A logic problem by A A

Logic Level 2

At a party, everyone shook hands exactly once with everybody else.

If the number of handshakes was 2016 how many persons attended the party?

The answer is 64.

1 solution

Zee Ell
Aug 25, 2016

Let the number of partycipants (sic!) be n.

Each person shook hands with the (n-1) other people (but not with him/herself.) Any 2 person shook hands only once (so we have to eliminate double counting).

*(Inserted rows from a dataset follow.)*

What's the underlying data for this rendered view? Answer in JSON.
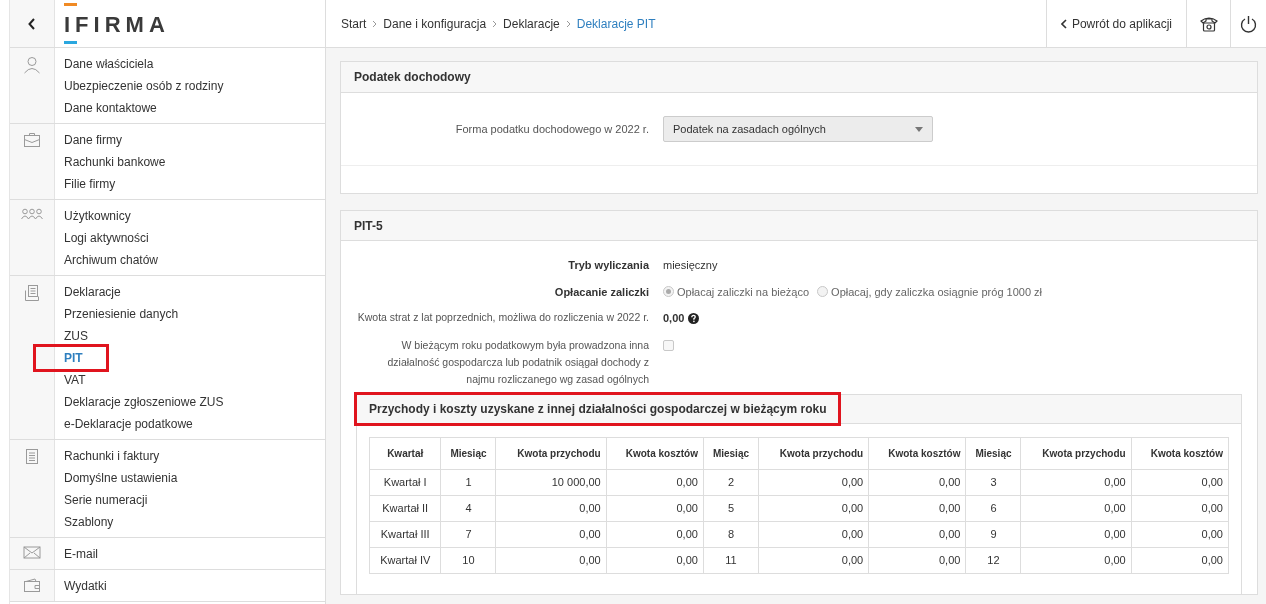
{
  "sidebar": {
    "logo": "IFIRMA",
    "groups": [
      {
        "kind": "person",
        "items": [
          {
            "label": "Dane właściciela",
            "selected": false,
            "highlighted": false
          },
          {
            "label": "Ubezpieczenie osób z rodziny",
            "selected": false,
            "highlighted": false
          },
          {
            "label": "Dane kontaktowe",
            "selected": false,
            "highlighted": false
          }
        ]
      },
      {
        "kind": "briefcase",
        "items": [
          {
            "label": "Dane firmy",
            "selected": false,
            "highlighted": false
          },
          {
            "label": "Rachunki bankowe",
            "selected": false,
            "highlighted": false
          },
          {
            "label": "Filie firmy",
            "selected": false,
            "highlighted": false
          }
        ]
      },
      {
        "kind": "users",
        "items": [
          {
            "label": "Użytkownicy",
            "selected": false,
            "highlighted": false
          },
          {
            "label": "Logi aktywności",
            "selected": false,
            "highlighted": false
          },
          {
            "label": "Archiwum chatów",
            "selected": false,
            "highlighted": false
          }
        ]
      },
      {
        "kind": "documents",
        "items": [
          {
            "label": "Deklaracje",
            "selected": false,
            "highlighted": false
          },
          {
            "label": "Przeniesienie danych",
            "selected": false,
            "highlighted": false
          },
          {
            "label": "ZUS",
            "selected": false,
            "highlighted": false
          },
          {
            "label": "PIT",
            "selected": true,
            "highlighted": true
          },
          {
            "label": "VAT",
            "selected": false,
            "highlighted": false
          },
          {
            "label": "Deklaracje zgłoszeniowe ZUS",
            "selected": false,
            "highlighted": false
          },
          {
            "label": "e-Deklaracje podatkowe",
            "selected": false,
            "highlighted": false
          }
        ]
      },
      {
        "kind": "receipt",
        "items": [
          {
            "label": "Rachunki i faktury",
            "selected": false,
            "highlighted": false
          },
          {
            "label": "Domyślne ustawienia",
            "selected": false,
            "highlighted": false
          },
          {
            "label": "Serie numeracji",
            "selected": false,
            "highlighted": false
          },
          {
            "label": "Szablony",
            "selected": false,
            "highlighted": false
          }
        ]
      },
      {
        "kind": "mail",
        "items": [
          {
            "label": "E-mail",
            "selected": false,
            "highlighted": false
          }
        ]
      },
      {
        "kind": "wallet",
        "items": [
          {
            "label": "Wydatki",
            "selected": false,
            "highlighted": false
          }
        ]
      }
    ]
  },
  "breadcrumbs": [
    {
      "label": "Start",
      "selected": false
    },
    {
      "label": "Dane i konfiguracja",
      "selected": false
    },
    {
      "label": "Deklaracje",
      "selected": false
    },
    {
      "label": "Deklaracje PIT",
      "selected": true
    }
  ],
  "back_link": "Powrót do aplikacji",
  "income_tax": {
    "title": "Podatek dochodowy",
    "label": "Forma podatku dochodowego w 2022 r.",
    "value": "Podatek na zasadach ogólnych"
  },
  "pit5": {
    "title": "PIT-5",
    "mode": {
      "label": "Tryb wyliczania",
      "value": "miesięczny"
    },
    "payment": {
      "label": "Opłacanie zaliczki",
      "options": [
        {
          "label": "Opłacaj zaliczki na bieżąco",
          "selected": true
        },
        {
          "label": "Opłacaj, gdy zaliczka osiągnie próg 1000 zł",
          "selected": false
        }
      ]
    },
    "losses": {
      "label": "Kwota strat z lat poprzednich, możliwa do rozliczenia w 2022 r.",
      "value": "0,00"
    },
    "other_activity": {
      "label": "W bieżącym roku podatkowym była prowadzona inna działalność gospodarcza lub podatnik osiągał dochody z najmu rozliczanego wg zasad ogólnych",
      "checked": false
    },
    "subsection": {
      "title": "Przychody i koszty uzyskane z innej działalności gospodarczej w bieżącym roku",
      "highlighted": true,
      "columns": [
        "Kwartał",
        "Miesiąc",
        "Kwota przychodu",
        "Kwota kosztów",
        "Miesiąc",
        "Kwota przychodu",
        "Kwota kosztów",
        "Miesiąc",
        "Kwota przychodu",
        "Kwota kosztów"
      ],
      "rows": [
        [
          "Kwartał I",
          "1",
          "10 000,00",
          "0,00",
          "2",
          "0,00",
          "0,00",
          "3",
          "0,00",
          "0,00"
        ],
        [
          "Kwartał II",
          "4",
          "0,00",
          "0,00",
          "5",
          "0,00",
          "0,00",
          "6",
          "0,00",
          "0,00"
        ],
        [
          "Kwartał III",
          "7",
          "0,00",
          "0,00",
          "8",
          "0,00",
          "0,00",
          "9",
          "0,00",
          "0,00"
        ],
        [
          "Kwartał IV",
          "10",
          "0,00",
          "0,00",
          "11",
          "0,00",
          "0,00",
          "12",
          "0,00",
          "0,00"
        ]
      ]
    }
  }
}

Hence, we can set up the following equation:

$\frac {n × (n - 1)}{2} = 2016$

$n^2 - n - 4032 = 0$

After solving the quadratic equation for n > 0, we get:

$\boxed { n = 64}$

Yes ,or for another reasoning.

Let m be the number of persons at the party. Then , we can characterize that everybody shakes hand with everybody else once by the fact that the first shakes with m-1 , the second with m-2 and so on leading to the equation that the total nubmer of hands shaken is m-1+m-2+m-3 etc that leads to , by Gauss , M(m-1)/2 = 2016. Solving smartly the equation you get the result m=64 . Note that this reasoning givesyou the same equation but the characterization is different Actually the 2 reasoning proposed for solving the problemby you and me are 2 ways of computing the series m-1+m-2 etc anyway. Therefore you can either say each person shakes hands with m-1 persons and we need to divide by 2 or say the first person shakes with m-1, the second with all the others minus the shake of hands with the first so m-2 and so on this 2 being therefore 2 ways of interpreting and determining the answer anyway.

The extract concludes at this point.